Metadata-Version: 2.4
Name: datfid
Version: 0.1.12
Summary: SDK to access the DATFID API hosted on Hugging Face Spaces
Author: DATFID
Author-email: igor.schapiro@datfid.com
License: MIT
Classifier: License :: OSI Approved :: MIT License
Classifier: Programming Language :: Python :: 3
Requires-Python: >=3.7
Description-Content-Type: text/markdown
License-File: LICENSE
Requires-Dist: requests>=2.31.0
Requires-Dist: pandas>=1.0.1
Requires-Dist: numpy<2.1,>=1.22
Dynamic: author
Dynamic: author-email
Dynamic: classifier
Dynamic: description
Dynamic: description-content-type
Dynamic: license
Dynamic: license-file
Dynamic: requires-dist
Dynamic: requires-python
Dynamic: summary

# DATFID SDK

A Python SDK to access the DATFID API running on Hugging Face Spaces.

## Installation

```bash
pip install datfid
```

## Usage

```python
from datfid import DATFIDClient

# Initialize the client with your Hugging Face token
client = DATFIDClient(token="your_huggingface_token")

# Fit a model
fit_result = client.fit_model(
    file_path="path/to/your/data.xlsx",
    id_col="Individual",
    time_col="Time",
    y="Loan Probability",
    lagged_features={"Repayment Amount": 1, "Missed Payments": 2},
    current_features=["Credit Score", "Unemployment Rate"],
    filter_by_significance=True,
    meanvar_test=False
)

# Generate forecasts
forecast_df = client.generate_forecast(
    file_path="path/to/your/forecast_data.xlsx",
    id_col="Individual",
    time_col="Time",
    y="Loan Probability",
    lagged_features={"Repayment Amount": 1, "Missed Payments": 2},
    current_features=["Credit Score", "Unemployment Rate"],
    filter_by_significance=True,
    meanvar_test=False
)

# The forecast DataFrame includes the original data plus forecast columns:
# - forecast: The predicted values
# - forecast_lower: Lower bound of the prediction interval
# - forecast_upper: Upper bound of the prediction interval
# - forecast_error: Standard error of the forecast
```

## API Reference

### DATFIDClient

#### `__init__(token: str)`
Initialize the client with your Hugging Face token.

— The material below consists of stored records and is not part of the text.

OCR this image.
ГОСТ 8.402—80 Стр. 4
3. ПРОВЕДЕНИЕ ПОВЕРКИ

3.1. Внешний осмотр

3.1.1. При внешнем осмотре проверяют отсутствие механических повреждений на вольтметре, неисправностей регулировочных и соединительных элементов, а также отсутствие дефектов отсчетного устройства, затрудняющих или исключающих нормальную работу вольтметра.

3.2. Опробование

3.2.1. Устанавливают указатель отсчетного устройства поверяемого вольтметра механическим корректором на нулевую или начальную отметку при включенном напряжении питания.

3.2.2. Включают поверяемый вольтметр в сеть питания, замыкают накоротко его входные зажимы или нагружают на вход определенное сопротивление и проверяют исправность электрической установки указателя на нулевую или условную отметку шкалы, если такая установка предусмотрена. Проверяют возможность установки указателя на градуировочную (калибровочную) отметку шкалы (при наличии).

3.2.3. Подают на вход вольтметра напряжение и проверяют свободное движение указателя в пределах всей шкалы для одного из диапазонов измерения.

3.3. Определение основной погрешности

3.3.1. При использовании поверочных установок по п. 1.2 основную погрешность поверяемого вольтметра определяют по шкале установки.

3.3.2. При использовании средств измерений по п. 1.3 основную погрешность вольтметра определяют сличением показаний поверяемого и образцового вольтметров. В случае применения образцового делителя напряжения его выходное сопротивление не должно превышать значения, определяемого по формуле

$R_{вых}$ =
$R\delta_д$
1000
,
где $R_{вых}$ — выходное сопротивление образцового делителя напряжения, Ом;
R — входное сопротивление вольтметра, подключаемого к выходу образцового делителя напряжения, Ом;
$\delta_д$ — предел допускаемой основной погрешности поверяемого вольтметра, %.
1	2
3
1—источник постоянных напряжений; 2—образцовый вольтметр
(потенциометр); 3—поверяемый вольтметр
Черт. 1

#### `fit_model(file_path: str, id_col: str, time_col: str, y: str, lagged_features: Optional[Dict[str, int]] = None, current_features: Optional[list] = None, filter_by_significance: bool = False, meanvar_test: bool = False) -> Dict[str, Any]`
Fit a model using the provided data.

#### `generate_forecast(file_path: str, id_col: str, time_col: str, y: str, lagged_features: Optional[Dict[str, int]] = None, current_features: Optional[list] = None, filter_by_significance: bool = False, meanvar_test: bool = False) -> pd.DataFrame`
Generate forecasts using the fitted model.